Q. What is it costing hospitals to provide care? Malpractice insurance is a major problem, and nothing is being done about it. Implant costs for cardiac and orthopedic are vendor issues. Hospitals have to deal with those rising costs, and none of the payers want to work with the hospitals to take care of that. And what is being thought about making it easier for hospitals and physicians to work together? If you can get those two groups together, you'll find efficiencies that will be unbelievable to providers.
A. Let's start with medical malpractice as an example. I'm going to give you a yes, no, yes answer to medical malpractice's influence on cost. Every medical professional believes that medical malpractice significantly affects cost because of defensive medicine or what have you.
The "no" is the academic literature suggesting that medical malpractice has had a very modest effect on defensive medicine and supplier-induced demand. One study says zero, another study says not estimated, another study says zero. The reason they are finding that is they tend to look at, for example, the variation in cost, and they try to correlate that with the stringency of medical malpractice systems in those areas. If you look across different regions, there's not a high correlation. It's not the case that the higher cost regions have disproportionately stringent medical malpractice systems; therefore, they conclude no relationship.
But I think that misses the point, so I'm going to come back to the "yes." Most medical malpractice systems across the United States don't have massive differences. You're looking at slight differences in the stringency of the medical malpractice system in one area relative to another. A lot of what is happening is practice norms, partly because social interactions between doctors vary across parts of the United States, possibly because of fears of medical malpractice. That is to say, the existence of the medical malpractice system reinforces social norms among doctors because one of the defenses is, "I'm just doing what the guy down the hall did." Similarly, the patient is saying, "My neighbor just got da da da." So it induces more intense practices in some areas than in others even though if the system were slightly less stringent in that area, it wouldn't significantly affect the strength of that social norm. That is to say, the existence of the medical malpractice system itself may induce this kind of variation and inefficiency even though small variations and stringencies across different areas don't have that big of an effect.
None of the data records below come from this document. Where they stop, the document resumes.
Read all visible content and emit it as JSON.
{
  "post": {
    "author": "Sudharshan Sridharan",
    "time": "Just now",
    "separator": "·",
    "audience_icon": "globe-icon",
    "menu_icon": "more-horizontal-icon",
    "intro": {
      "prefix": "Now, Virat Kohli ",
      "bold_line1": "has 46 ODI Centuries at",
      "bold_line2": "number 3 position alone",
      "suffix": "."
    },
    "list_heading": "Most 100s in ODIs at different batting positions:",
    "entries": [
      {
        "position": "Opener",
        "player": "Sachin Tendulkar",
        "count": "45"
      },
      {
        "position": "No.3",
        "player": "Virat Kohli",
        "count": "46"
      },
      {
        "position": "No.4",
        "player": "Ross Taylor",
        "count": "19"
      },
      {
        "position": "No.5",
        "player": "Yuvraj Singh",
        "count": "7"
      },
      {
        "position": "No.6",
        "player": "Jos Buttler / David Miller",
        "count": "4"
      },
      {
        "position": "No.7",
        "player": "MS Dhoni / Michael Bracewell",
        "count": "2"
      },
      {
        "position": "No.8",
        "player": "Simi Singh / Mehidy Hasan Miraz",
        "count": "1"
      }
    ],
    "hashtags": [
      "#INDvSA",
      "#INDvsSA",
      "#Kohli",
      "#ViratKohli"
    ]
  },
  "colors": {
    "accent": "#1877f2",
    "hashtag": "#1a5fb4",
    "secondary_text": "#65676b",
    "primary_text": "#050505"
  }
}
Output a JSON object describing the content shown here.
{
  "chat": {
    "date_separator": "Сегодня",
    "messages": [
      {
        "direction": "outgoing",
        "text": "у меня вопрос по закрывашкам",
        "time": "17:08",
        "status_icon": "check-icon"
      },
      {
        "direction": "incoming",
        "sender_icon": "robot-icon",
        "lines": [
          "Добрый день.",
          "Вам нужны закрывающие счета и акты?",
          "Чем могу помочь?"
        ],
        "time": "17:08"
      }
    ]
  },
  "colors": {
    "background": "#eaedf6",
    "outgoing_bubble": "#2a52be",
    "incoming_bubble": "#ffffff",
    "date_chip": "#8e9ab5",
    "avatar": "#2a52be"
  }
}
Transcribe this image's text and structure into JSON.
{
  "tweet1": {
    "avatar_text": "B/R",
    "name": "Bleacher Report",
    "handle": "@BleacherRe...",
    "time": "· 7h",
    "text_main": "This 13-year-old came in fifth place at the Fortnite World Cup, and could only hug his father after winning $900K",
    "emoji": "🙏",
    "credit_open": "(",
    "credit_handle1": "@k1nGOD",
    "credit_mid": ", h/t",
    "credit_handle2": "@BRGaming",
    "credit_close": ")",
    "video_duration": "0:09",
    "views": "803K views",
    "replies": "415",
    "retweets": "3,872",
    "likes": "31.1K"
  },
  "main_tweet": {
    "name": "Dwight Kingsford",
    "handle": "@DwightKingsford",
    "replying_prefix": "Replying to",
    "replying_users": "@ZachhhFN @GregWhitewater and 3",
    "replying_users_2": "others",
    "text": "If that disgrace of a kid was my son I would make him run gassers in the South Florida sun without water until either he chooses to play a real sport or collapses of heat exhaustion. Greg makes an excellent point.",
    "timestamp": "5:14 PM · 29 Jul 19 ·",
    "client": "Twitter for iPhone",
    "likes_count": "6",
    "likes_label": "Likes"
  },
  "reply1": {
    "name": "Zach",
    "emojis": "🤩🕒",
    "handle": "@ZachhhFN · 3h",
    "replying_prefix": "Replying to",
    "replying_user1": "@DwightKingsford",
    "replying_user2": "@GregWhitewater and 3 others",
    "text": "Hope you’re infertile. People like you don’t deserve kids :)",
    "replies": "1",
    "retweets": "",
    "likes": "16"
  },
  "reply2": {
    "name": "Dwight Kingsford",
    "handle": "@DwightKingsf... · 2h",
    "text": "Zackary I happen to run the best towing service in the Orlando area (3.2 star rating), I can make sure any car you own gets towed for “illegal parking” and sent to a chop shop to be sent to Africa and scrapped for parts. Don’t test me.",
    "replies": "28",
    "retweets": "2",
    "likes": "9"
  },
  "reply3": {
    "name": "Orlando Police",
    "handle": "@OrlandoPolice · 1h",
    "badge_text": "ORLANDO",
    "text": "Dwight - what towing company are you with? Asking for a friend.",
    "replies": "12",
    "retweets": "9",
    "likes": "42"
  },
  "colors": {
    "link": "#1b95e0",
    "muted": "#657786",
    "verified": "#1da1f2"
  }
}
Also, if we had a dramatically expanded comparativeness effort and clearer guidelines on when spinal MRIs should be ordered for lower back pain, a defense against medical malpractice would be that we were following the guidelines put forward by whatever entity promulgated them. You might undermine this social norm impact of medical malpractice if much more of the medical system were backed by specific evidence that it worked. That would be the defense. That would become the safe haven. You were following some best-practice guidelines that were determined somehow.
Coming back to physicians in hospitals, what is it about the Mayo Clinic, for example, that generates more efficient outcomes than UCLA Medical Center? Is it that the physician model is different? That sounds promising, and maybe that is indeed the case, but I note two problems or two counterarguments to introduce a little bit of caution.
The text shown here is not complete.